DestinyChild - Thank you for your response. Are you suggesting that as I study I should do 20 questions a day in each area? That is an interesting approach, does it help make you more accurate at answering questions or just more comfortabe with the questions asked?
My plan (up until reading your post!): I purchased the 8 book ManhattanGMAT set and the GMAT official guide.
Weeks 1-3: Go through the 5 quantitative books reading each chapter and doing the practice problems at the end of each adding to the
error log the questions I miss.
Week 4: Review the problems in my quantitative
error log and take a ManhattanGMAT practice CAT every other day of only the quantitative portion. Find areas of quantitative that are still lagging.

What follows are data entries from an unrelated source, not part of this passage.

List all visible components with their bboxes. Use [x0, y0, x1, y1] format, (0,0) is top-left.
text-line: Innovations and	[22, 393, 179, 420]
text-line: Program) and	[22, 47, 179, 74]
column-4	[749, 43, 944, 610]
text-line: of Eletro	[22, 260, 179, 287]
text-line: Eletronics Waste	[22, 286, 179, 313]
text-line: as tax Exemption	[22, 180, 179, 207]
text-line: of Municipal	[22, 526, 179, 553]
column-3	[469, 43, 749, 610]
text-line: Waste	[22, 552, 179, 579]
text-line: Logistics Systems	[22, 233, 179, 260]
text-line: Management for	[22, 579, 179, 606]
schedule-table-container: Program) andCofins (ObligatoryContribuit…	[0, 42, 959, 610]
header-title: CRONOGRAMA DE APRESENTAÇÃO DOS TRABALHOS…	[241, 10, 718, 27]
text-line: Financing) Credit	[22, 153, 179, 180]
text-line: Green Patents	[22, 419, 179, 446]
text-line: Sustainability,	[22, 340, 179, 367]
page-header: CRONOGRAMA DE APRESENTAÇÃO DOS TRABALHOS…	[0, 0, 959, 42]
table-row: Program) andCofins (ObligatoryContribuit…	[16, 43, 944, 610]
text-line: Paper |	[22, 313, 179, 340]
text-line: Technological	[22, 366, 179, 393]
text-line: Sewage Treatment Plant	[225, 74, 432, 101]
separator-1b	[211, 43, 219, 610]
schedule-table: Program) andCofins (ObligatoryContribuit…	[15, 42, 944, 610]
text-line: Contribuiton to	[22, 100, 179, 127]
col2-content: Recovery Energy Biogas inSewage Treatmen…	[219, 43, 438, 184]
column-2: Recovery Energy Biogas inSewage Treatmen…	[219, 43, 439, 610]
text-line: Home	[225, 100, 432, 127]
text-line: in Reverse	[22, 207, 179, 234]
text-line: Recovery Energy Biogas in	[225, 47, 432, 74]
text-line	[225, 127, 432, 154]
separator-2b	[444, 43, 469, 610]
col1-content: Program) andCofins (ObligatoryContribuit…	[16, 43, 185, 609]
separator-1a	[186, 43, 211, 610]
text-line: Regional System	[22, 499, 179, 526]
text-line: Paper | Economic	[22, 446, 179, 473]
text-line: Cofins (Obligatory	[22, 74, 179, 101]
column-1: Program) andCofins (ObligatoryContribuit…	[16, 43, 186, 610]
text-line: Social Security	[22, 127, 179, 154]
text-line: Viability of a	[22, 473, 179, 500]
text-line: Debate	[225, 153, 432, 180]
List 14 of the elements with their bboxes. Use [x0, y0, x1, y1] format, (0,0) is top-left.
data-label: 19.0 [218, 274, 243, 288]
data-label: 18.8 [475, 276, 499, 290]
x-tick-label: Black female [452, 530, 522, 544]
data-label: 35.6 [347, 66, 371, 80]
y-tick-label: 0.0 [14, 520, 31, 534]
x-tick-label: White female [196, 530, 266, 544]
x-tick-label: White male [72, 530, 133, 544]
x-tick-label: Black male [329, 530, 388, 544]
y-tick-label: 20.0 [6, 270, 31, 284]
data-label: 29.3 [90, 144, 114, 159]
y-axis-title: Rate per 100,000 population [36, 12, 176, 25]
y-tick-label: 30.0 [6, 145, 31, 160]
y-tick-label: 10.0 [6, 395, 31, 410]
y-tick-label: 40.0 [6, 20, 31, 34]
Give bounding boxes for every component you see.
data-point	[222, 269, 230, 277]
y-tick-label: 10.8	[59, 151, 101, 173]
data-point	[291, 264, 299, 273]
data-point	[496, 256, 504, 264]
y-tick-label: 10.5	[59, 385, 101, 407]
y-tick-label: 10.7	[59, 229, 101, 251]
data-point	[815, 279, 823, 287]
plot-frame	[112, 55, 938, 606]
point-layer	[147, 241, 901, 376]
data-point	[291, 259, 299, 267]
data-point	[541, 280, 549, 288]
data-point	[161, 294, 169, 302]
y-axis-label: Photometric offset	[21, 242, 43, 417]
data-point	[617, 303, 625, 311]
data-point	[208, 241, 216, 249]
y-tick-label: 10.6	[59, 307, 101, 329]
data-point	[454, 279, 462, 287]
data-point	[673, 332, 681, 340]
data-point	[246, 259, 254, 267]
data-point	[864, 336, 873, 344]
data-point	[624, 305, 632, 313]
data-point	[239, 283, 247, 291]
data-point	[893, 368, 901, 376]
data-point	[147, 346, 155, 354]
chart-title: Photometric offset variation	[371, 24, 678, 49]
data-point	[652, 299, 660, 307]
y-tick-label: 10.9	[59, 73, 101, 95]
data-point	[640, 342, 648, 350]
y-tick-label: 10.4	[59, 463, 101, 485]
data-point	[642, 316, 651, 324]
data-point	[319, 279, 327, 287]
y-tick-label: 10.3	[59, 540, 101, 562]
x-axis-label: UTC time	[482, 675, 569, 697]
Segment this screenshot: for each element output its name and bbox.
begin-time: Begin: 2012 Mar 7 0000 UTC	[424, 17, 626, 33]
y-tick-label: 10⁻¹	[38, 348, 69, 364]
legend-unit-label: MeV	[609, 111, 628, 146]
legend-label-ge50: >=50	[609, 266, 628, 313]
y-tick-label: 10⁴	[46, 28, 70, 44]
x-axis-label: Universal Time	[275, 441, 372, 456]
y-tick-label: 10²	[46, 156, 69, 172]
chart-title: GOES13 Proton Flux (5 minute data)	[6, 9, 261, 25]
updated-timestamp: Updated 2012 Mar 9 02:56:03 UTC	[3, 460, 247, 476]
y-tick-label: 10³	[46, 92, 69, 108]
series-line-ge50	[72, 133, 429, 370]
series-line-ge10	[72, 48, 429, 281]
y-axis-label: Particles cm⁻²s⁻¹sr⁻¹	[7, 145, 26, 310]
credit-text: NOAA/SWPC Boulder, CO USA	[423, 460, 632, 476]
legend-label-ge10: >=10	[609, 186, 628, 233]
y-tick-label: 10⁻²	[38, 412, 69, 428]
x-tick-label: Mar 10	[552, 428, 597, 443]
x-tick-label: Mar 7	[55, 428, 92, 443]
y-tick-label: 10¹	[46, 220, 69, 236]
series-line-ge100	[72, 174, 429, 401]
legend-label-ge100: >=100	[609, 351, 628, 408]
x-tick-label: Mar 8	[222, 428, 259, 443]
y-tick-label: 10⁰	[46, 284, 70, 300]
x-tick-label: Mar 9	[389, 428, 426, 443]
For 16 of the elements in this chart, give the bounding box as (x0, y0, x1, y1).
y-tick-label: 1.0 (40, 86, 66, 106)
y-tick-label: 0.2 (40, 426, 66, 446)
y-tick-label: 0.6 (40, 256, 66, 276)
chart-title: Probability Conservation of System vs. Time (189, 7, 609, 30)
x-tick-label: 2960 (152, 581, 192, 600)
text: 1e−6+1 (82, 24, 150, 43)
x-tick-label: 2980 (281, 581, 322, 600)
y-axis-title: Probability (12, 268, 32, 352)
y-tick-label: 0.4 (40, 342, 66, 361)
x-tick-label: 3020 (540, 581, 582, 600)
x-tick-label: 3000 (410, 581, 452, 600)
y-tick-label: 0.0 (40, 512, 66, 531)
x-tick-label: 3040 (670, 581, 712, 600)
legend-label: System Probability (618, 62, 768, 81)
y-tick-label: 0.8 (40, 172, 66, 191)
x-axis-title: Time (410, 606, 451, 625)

Weeks 5-7: Go through the 3 verbal books reading each chapter and doing the practice problems at the end of each adding to the
error log the ones I miss. Every other day I plan on doing a few randomly selected problems from the 5 quantitative books to maintain my comfort and knowledge level.
Week 8: Review the problems in my verbal
error log and take a ManhattanGMAT practice CAT every other day of only the verbal portion. Find areas of verbal that are still lagging and keep it in the log.
Weeks 9-10: Review problem areas of Quantitative and Verbal. Take multiple full length tests the first three will be full length
Manhattan GMAT prep tests so I can best understand the areas that are still lagging. Include in the last two weeks a review of the generally accepted format for AWA writing and take a couple practice writing tests.
Does this seem like a prudent plan? I am currently on day three of the first week and I have nearly completed the first strategy guide: Number properties.
Regarding the
Manhattan GMAT strategy guides, each contains 2 official guide problem sets. Currently I am skipping these so that I don't waste the problems in the official guide. Is this is a good approach?